Print single quotes in shell script using option -c

Question

This may sound novice but I tried everything to get this to work. I want to print a word with single quotes : 'John' in shell script. I cant replace /bin/bash -l -c as this part of code is run by Java and I have to pass the shell command as a string. I tried with echo -e option as well.

/bin/bash -l -c 'echo "'John'"'

The output I want is:

'John'

I tried escaping the single quotes but nothing helped so far.
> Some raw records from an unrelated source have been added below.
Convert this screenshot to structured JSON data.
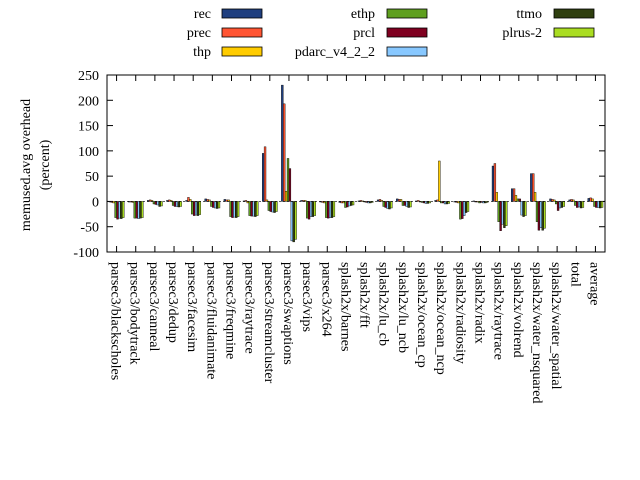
{
  "chart_data": {
    "type": "bar",
    "ylabel": "memused.avg overhead",
    "ylabel_unit": "(percent)",
    "ylim": [
      -100,
      250
    ],
    "yticks": [
      -100,
      -50,
      0,
      50,
      100,
      150,
      200,
      250
    ],
    "legend_position": "top",
    "categories": [
      "parsec3/blackscholes",
      "parsec3/bodytrack",
      "parsec3/canneal",
      "parsec3/dedup",
      "parsec3/facesim",
      "parsec3/fluidanimate",
      "parsec3/freqmine",
      "parsec3/raytrace",
      "parsec3/streamcluster",
      "parsec3/swaptions",
      "parsec3/vips",
      "parsec3/x264",
      "splash2x/barnes",
      "splash2x/fft",
      "splash2x/lu_cb",
      "splash2x/lu_ncb",
      "splash2x/ocean_cp",
      "splash2x/ocean_ncp",
      "splash2x/radiosity",
      "splash2x/radix",
      "splash2x/raytrace",
      "splash2x/volrend",
      "splash2x/water_nsquared",
      "splash2x/water_spatial",
      "total",
      "average"
    ],
    "series": [
      {
        "name": "rec",
        "color": "#1f3f7f",
        "values": [
          -1,
          -1,
          2,
          2,
          2,
          5,
          4,
          1,
          95,
          230,
          2,
          -1,
          -2,
          1,
          3,
          5,
          1,
          2,
          -1,
          1,
          70,
          25,
          55,
          5,
          3,
          6
        ]
      },
      {
        "name": "prec",
        "color": "#ff5533",
        "values": [
          -2,
          -1,
          3,
          3,
          8,
          4,
          3,
          2,
          108,
          193,
          2,
          -2,
          -3,
          2,
          4,
          4,
          2,
          3,
          -2,
          0,
          75,
          25,
          55,
          4,
          4,
          7
        ]
      },
      {
        "name": "thp",
        "color": "#ffcc00",
        "values": [
          -3,
          -2,
          2,
          2,
          4,
          3,
          3,
          -3,
          3,
          20,
          2,
          -3,
          -3,
          1,
          2,
          4,
          0,
          80,
          -3,
          0,
          18,
          12,
          18,
          3,
          3,
          5
        ]
      },
      {
        "name": "ethp",
        "color": "#5f9f1f",
        "values": [
          -32,
          -33,
          -5,
          -8,
          -25,
          -10,
          -30,
          -28,
          -18,
          85,
          -33,
          -32,
          -12,
          -1,
          -10,
          -8,
          -2,
          -3,
          -35,
          -3,
          -40,
          5,
          -40,
          -5,
          -8,
          -10
        ]
      },
      {
        "name": "prcl",
        "color": "#7f0020",
        "values": [
          -35,
          -33,
          -6,
          -10,
          -28,
          -12,
          -32,
          -29,
          -20,
          65,
          -35,
          -33,
          -11,
          -2,
          -12,
          -8,
          -3,
          -3,
          -34,
          -2,
          -58,
          5,
          -57,
          -18,
          -12,
          -12
        ]
      },
      {
        "name": "pdarc_v4_2_2",
        "color": "#88c8ff",
        "values": [
          -33,
          -34,
          -7,
          -10,
          -27,
          -13,
          -31,
          -29,
          -21,
          -78,
          -30,
          -32,
          -9,
          -3,
          -14,
          -10,
          -4,
          -5,
          -28,
          -3,
          -45,
          -27,
          -52,
          -13,
          -11,
          -12
        ]
      },
      {
        "name": "ttmo",
        "color": "#2f3f0f",
        "values": [
          -34,
          -33,
          -10,
          -11,
          -28,
          -14,
          -32,
          -30,
          -22,
          -80,
          -30,
          -32,
          -8,
          -3,
          -15,
          -12,
          -4,
          -5,
          -22,
          -3,
          -52,
          -30,
          -57,
          -12,
          -13,
          -13
        ]
      },
      {
        "name": "plrus-2",
        "color": "#aadd22",
        "values": [
          -32,
          -32,
          -9,
          -10,
          -26,
          -13,
          -30,
          -28,
          -20,
          -75,
          -28,
          -30,
          -7,
          -2,
          -13,
          -11,
          -3,
          -4,
          -20,
          -2,
          -48,
          -28,
          -53,
          -10,
          -12,
          -12
        ]
      }
    ]
  }
}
Any ideas?

Answer 1

You can't nest single quotes in bash, so the line is interpreted as

/bin/bash -l -c 'echo "'John'"'
                |......| ---------- single quoted
                       |....| ----- not quoted
                            |.| --- quoted

So, properly escape the single quotes:

/bin/bash -c 'echo "'\''John'\''"'

or, if the string in single quotes is really simple,

/bin/bash -c 'echo "'\'John\''"'

Answer 2

Try removing the double quotes and escaping the single quotes:

/bin/bash -l -c "echo \'John\'"

Answer 3

A common workaround is to use printf so you don't need to use literal single quotes in the format string.

bash -l -c 'printf "\x27John\x27\n"'

(Using bash -l here is probably misdirected and nonportable.)